Participants in the project are looking to build an asset database of locations, personnel and other pertinent information that will help educate foreign filmmakers of the area and the services and supports therein, while subsequently providing opportunities to establish post-graduation connections for themselves.

“I’m really hoping to make a lot of connections, create networks and just get to know people in the city of London who are in this industry and hopefully start a career from that,” said Timothy Richards, a second-year student in the film and television program.

The objective that these film students will be undertaking is a carryover from last year’s initial launch by Stratagem, at the time employing only one other Ontario college to help in the endeavour. This year, the project not only includes the efforts of faculty and student body members of Fanshawe’s film and television program, but also 21 other Ontario colleges, all looking to help build similar databases within their regions.

“There’s two parts to what the aim of this project is, said Goulem. “The first part is something that won’t be able to be completed by the students who are doing it and that’s to create a database about as many aspects of our community that can relate to the production of screen industry work.

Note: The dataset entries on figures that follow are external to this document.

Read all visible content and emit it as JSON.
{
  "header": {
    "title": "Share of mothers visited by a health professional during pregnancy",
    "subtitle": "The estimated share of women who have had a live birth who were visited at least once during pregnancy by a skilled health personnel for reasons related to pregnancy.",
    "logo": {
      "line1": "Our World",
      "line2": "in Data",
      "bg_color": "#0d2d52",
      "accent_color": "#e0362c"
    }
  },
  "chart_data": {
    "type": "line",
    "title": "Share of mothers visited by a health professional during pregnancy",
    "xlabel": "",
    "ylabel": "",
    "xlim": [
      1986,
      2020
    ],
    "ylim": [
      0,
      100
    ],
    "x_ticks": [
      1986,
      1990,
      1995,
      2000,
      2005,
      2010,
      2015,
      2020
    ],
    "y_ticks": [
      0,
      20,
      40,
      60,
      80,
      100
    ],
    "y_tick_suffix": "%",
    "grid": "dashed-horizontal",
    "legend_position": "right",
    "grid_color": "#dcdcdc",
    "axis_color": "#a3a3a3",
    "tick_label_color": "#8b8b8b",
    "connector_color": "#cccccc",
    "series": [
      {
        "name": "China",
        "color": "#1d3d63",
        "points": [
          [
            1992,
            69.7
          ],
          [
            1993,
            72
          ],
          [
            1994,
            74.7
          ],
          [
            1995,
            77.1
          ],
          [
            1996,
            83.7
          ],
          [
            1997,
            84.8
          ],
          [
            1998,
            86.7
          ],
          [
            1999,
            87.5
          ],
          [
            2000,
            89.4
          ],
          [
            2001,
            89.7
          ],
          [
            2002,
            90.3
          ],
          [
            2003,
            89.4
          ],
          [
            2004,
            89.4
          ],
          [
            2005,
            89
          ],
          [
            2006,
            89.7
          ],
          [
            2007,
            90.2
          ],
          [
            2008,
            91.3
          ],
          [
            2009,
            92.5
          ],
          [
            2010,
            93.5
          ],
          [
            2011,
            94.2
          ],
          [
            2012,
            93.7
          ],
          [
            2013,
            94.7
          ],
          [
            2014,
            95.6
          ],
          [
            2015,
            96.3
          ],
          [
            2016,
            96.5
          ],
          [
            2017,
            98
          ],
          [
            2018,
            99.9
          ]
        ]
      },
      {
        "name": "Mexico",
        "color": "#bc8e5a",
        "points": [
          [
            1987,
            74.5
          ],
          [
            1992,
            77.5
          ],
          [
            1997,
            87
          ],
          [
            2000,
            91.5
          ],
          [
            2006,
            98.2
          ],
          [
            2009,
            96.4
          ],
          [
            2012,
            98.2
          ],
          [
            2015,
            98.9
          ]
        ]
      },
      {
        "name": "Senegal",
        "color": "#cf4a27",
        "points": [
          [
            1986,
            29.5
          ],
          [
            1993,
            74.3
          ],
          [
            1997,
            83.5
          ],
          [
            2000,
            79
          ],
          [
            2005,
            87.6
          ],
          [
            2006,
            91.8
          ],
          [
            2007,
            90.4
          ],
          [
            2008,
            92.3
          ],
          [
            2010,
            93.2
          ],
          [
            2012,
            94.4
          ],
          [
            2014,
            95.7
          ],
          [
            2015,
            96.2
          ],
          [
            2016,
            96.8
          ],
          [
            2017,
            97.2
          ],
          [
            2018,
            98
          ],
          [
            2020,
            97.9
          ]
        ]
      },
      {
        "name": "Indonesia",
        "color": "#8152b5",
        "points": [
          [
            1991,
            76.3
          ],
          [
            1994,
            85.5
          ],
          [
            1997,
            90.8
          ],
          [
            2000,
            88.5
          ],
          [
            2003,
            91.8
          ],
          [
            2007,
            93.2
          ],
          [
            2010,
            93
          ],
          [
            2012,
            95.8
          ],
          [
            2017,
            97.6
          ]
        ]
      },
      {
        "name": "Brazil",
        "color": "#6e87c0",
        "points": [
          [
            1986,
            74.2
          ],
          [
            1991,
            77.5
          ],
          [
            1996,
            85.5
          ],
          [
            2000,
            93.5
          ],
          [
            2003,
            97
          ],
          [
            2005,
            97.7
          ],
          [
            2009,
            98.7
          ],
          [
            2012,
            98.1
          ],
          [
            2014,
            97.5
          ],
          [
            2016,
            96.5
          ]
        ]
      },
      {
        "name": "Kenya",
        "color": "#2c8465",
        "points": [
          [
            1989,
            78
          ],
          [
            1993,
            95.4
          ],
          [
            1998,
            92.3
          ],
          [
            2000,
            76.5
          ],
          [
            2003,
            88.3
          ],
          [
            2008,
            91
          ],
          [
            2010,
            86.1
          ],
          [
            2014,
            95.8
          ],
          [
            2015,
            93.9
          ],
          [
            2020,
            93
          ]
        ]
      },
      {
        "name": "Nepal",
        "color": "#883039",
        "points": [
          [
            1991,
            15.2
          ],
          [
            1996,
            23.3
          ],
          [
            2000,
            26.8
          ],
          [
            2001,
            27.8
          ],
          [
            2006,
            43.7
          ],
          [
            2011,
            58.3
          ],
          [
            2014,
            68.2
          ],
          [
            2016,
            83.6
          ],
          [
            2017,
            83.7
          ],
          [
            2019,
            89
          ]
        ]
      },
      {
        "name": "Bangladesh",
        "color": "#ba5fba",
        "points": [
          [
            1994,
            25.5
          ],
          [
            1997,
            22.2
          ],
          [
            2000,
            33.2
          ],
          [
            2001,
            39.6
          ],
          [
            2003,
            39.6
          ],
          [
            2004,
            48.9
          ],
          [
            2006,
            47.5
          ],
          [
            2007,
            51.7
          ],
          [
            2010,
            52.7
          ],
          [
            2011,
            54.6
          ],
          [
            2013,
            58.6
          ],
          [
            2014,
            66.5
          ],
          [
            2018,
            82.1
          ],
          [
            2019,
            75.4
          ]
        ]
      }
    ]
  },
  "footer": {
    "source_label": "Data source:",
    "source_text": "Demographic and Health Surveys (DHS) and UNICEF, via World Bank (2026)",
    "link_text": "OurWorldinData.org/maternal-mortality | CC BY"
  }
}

So in the seven weeks that our students have to do this, our goal is to get a solid foundation for this database that can then be taken on by future people to move it forward.”

Participants are given the chance to widen their local employment potential in their field.

“The second part is for each of these students to become much more aware of what potential there is in our area for employment, because these are all students who want to stay and work here, which is the goal of all of this. We are trying to make it so that people who are interested in the screen industry as a career, don’t have to move to major centres to pursue it,” said Goulem.

It is an expectation of most students that employment in the film and television industry requires a move to larger metropolitan areas, as they have traditionally been the locations that these productions take place.

“Going into this program I had the mindset that by the end I would have to leave London for Toronto or some other big city to find work. Now with what we’re doing with this internship, I think that I might be able to come back home to London in the future to work more permanently in my field,” said Julissa Bonilla, a second-year student in the film and television program.